Her invention did not start in a garage, like some of the great beginnings in tech (e.g., Apple and Google), but in a parking lot, using a wooden platform as an improvised floor to show women leaving the facing supermarket why her invention was a great idea.

Born in 1956, Joy is a MacGyver ante litteram / ahead of her time: in Huntington, Long Island, New York, she began building tools in her home, starting with a homemade approach, then gradually refining her inventions when by the 90s, as a single mother juggling occasional jobs and raising her kids, she decided to create a tool to make cleaning faster and more efficient. Miracle Mop was born. This invention cost her all her savings and involved several failures. She started promoting the product at her father’s store, then door to door, at trade fairs, and eventually through TV shopping networks but, like most success stories, she failed again, again and again.

 

But then, how did Joy build a billion-dollar company?

What Joy did was listen to her customers’ real needs, putting herself in their shoes. She marketed her product as a problem solver. It can clean quickly, leave no residue and avoid the need to wring it out by hand, because it was self-wringing and machine washable. In short, everything a ‘90ies housewife could desire.

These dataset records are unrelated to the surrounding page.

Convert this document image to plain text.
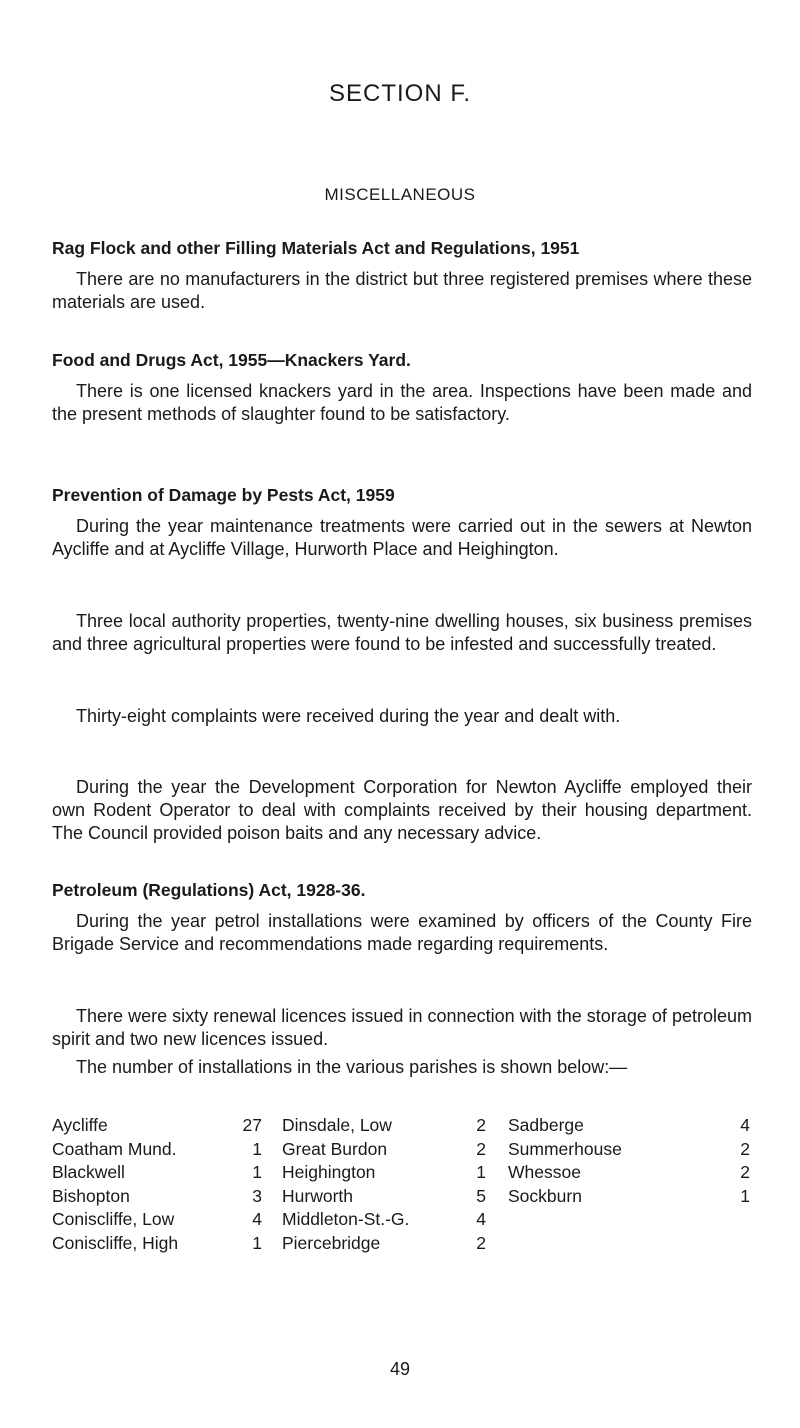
SECTION F.
MISCELLANEOUS
Rag Flock and other Filling Materials Act and Regulations, 1951
There are no manufacturers in the district but three registered premises where these materials are used.
Food and Drugs Act, 1955—Knackers Yard.
There is one licensed knackers yard in the area. Inspections have been made and the present methods of slaughter found to be satisfactory.
Prevention of Damage by Pests Act, 1959
During the year maintenance treatments were carried out in the sewers at Newton Aycliffe and at Aycliffe Village, Hurworth Place and Heighington.
Three local authority properties, twenty-nine dwelling houses, six business premises and three agricultural properties were found to be infested and successfully treated.
Thirty-eight complaints were received during the year and dealt with.
During the year the Development Corporation for Newton Aycliffe employed their own Rodent Operator to deal with complaints received by their housing department. The Council provided poison baits and any necessary advice.
Petroleum (Regulations) Act, 1928-36.
During the year petrol installations were examined by officers of the County Fire Brigade Service and recommendations made regarding requirements.
There were sixty renewal licences issued in connection with the storage of petroleum spirit and two new licences issued.
The number of installations in the various parishes is shown below:—
Aycliffe	27 Dinsdale, Low	2 Sadberge	4
Coatham Mund.	1 Great Burdon	2 Summerhouse	2
Blackwell	1 Heighington	1 Whessoe	2
Bishopton	3 Hurworth	5 Sockburn	1
Coniscliffe, Low	4 Middleton-St.-G.	4
Coniscliffe, High	1 Piercebridge	2
49
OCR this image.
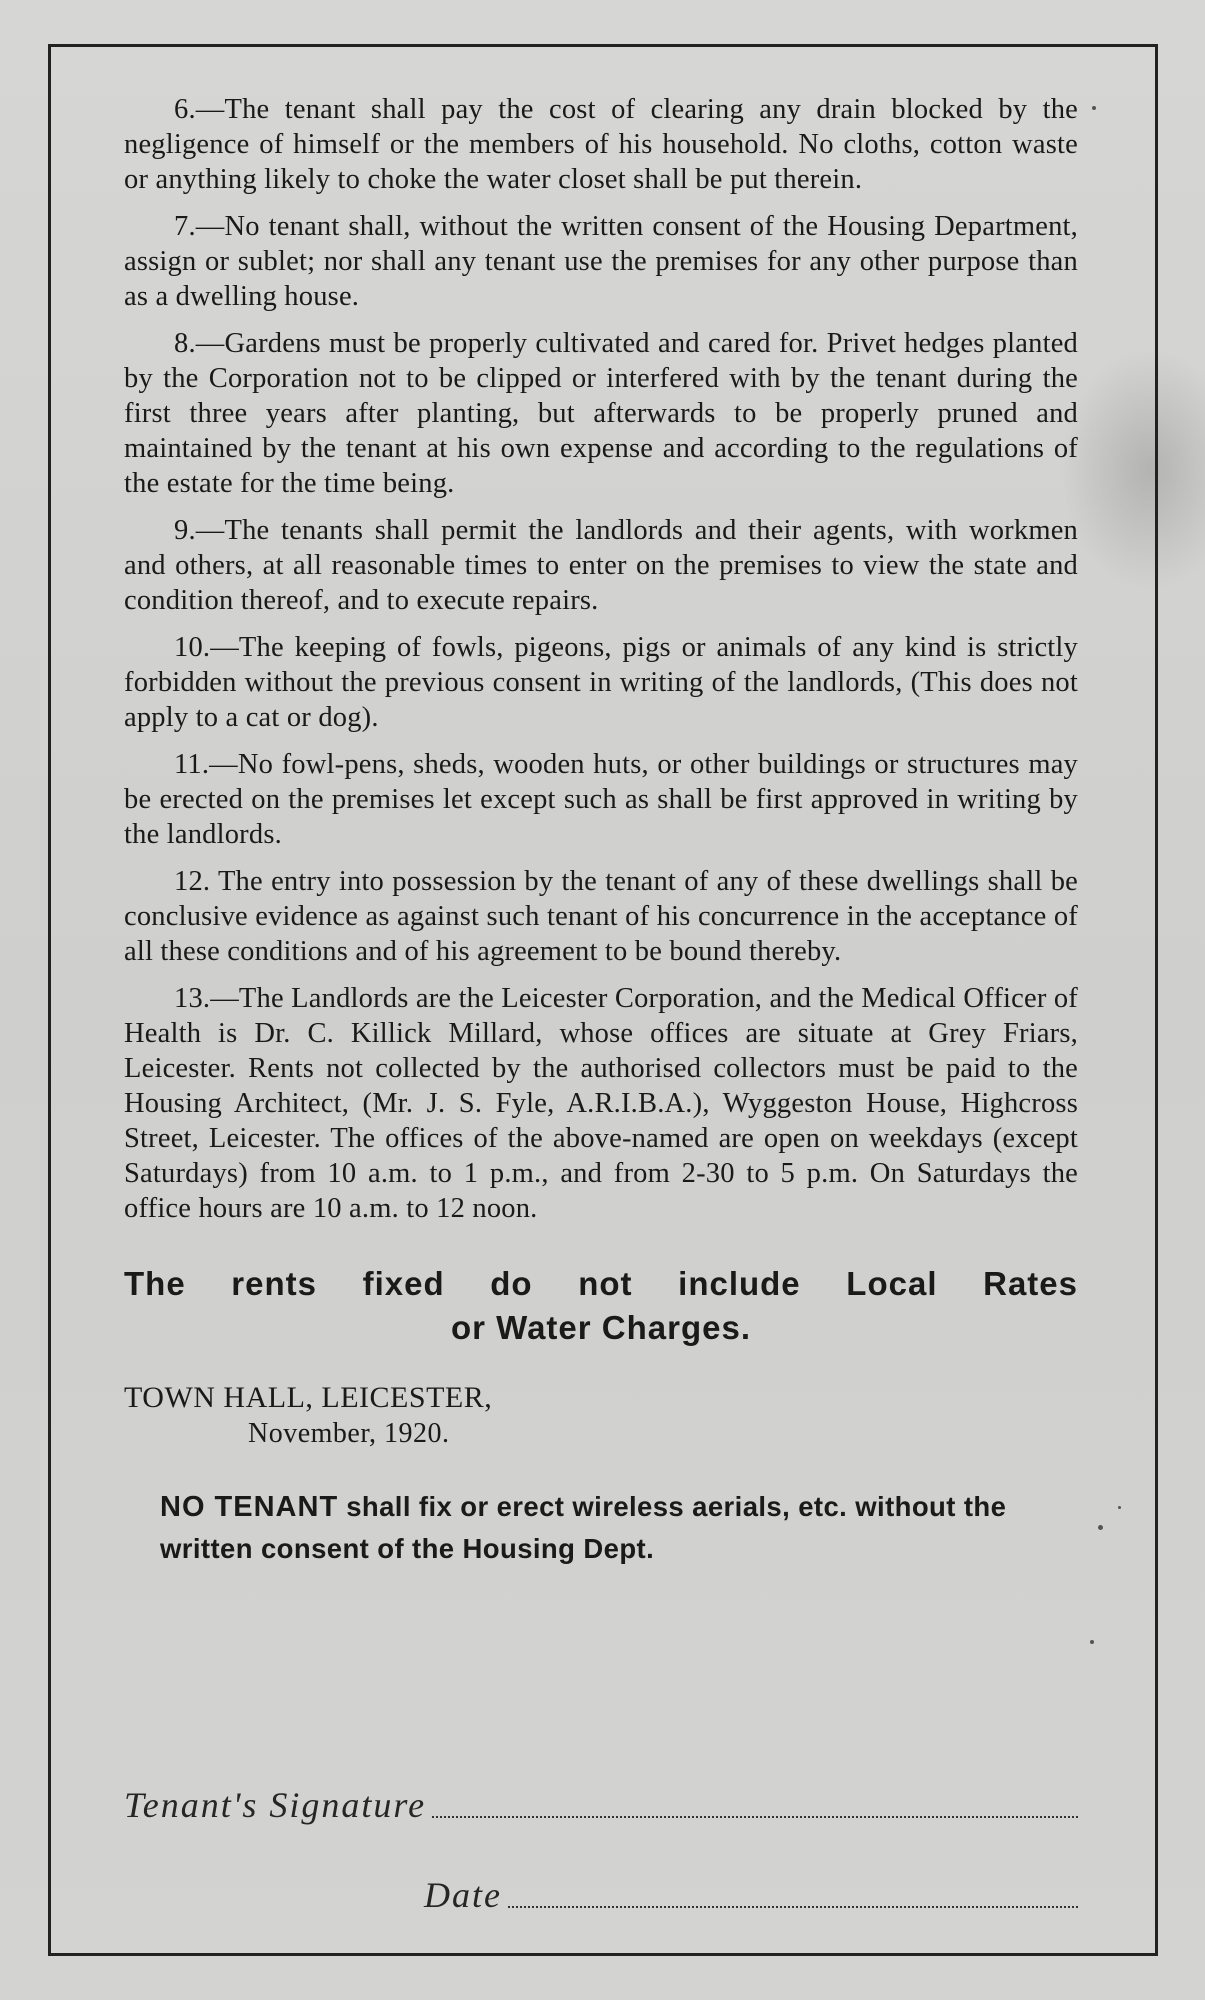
6.—The tenant shall pay the cost of clearing any drain blocked by the negligence of himself or the members of his household. No cloths, cotton waste or anything likely to choke the water closet shall be put therein.

7.—No tenant shall, without the written consent of the Housing Department, assign or sublet; nor shall any tenant use the premises for any other purpose than as a dwelling house.

8.—Gardens must be properly cultivated and cared for. Privet hedges planted by the Corporation not to be clipped or interfered with by the tenant during the first three years after planting, but afterwards to be properly pruned and maintained by the tenant at his own expense and according to the regulations of the estate for the time being.

9.—The tenants shall permit the landlords and their agents, with workmen and others, at all reasonable times to enter on the premises to view the state and condition thereof, and to execute repairs.

10.—The keeping of fowls, pigeons, pigs or animals of any kind is strictly forbidden without the previous consent in writing of the landlords, (This does not apply to a cat or dog).

11.—No fowl-pens, sheds, wooden huts, or other buildings or structures may be erected on the premises let except such as shall be first approved in writing by the landlords.

12. The entry into possession by the tenant of any of these dwellings shall be conclusive evidence as against such tenant of his concurrence in the acceptance of all these conditions and of his agreement to be bound thereby.

13.—The Landlords are the Leicester Corporation, and the Medical Officer of Health is Dr. C. Killick Millard, whose offices are situate at Grey Friars, Leicester. Rents not collected by the authorised collectors must be paid to the Housing Architect, (Mr. J. S. Fyle, A.R.I.B.A.), Wyggeston House, Highcross Street, Leicester. The offices of the above-named are open on weekdays (except Saturdays) from 10 a.m. to 1 p.m., and from 2-30 to 5 p.m. On Saturdays the office hours are 10 a.m. to 12 noon.

The rents fixed do not include Local Rates
or Water Charges.
TOWN HALL, LEICESTER,
November, 1920.
NO TENANT shall fix or erect wireless aerials, etc. without the written consent of the Housing Dept.
Tenant's Signature
Date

What struck a chord was women’ needs for more time for themselves, greater efficiency and mostly understanding solutions that addressed their problems rather than creating unnecessary desires: her mop was not nicer, more elegant than others. It was simply more practical. Her marketing strategy here was not based on creating a desire, but solving a problem.

Empathy and strategy lead inevitably to results. Joy positioned her product in the heart of her customers, who don’t perceive the mop as a mere sale, but as something made for them, tailored to their needs. As Daniel Goleman, American psychologist, writer, and the father of Emotional Intelligence theory stated:

“Empathy allows us to rule emotions and guide them in the most beneficial directions.”

Brands that effectively use empathetic communication can influence customers’ purchasing decisions by understanding them, listening to their needs, and identifying how they want to feel while using the product or service they have bought.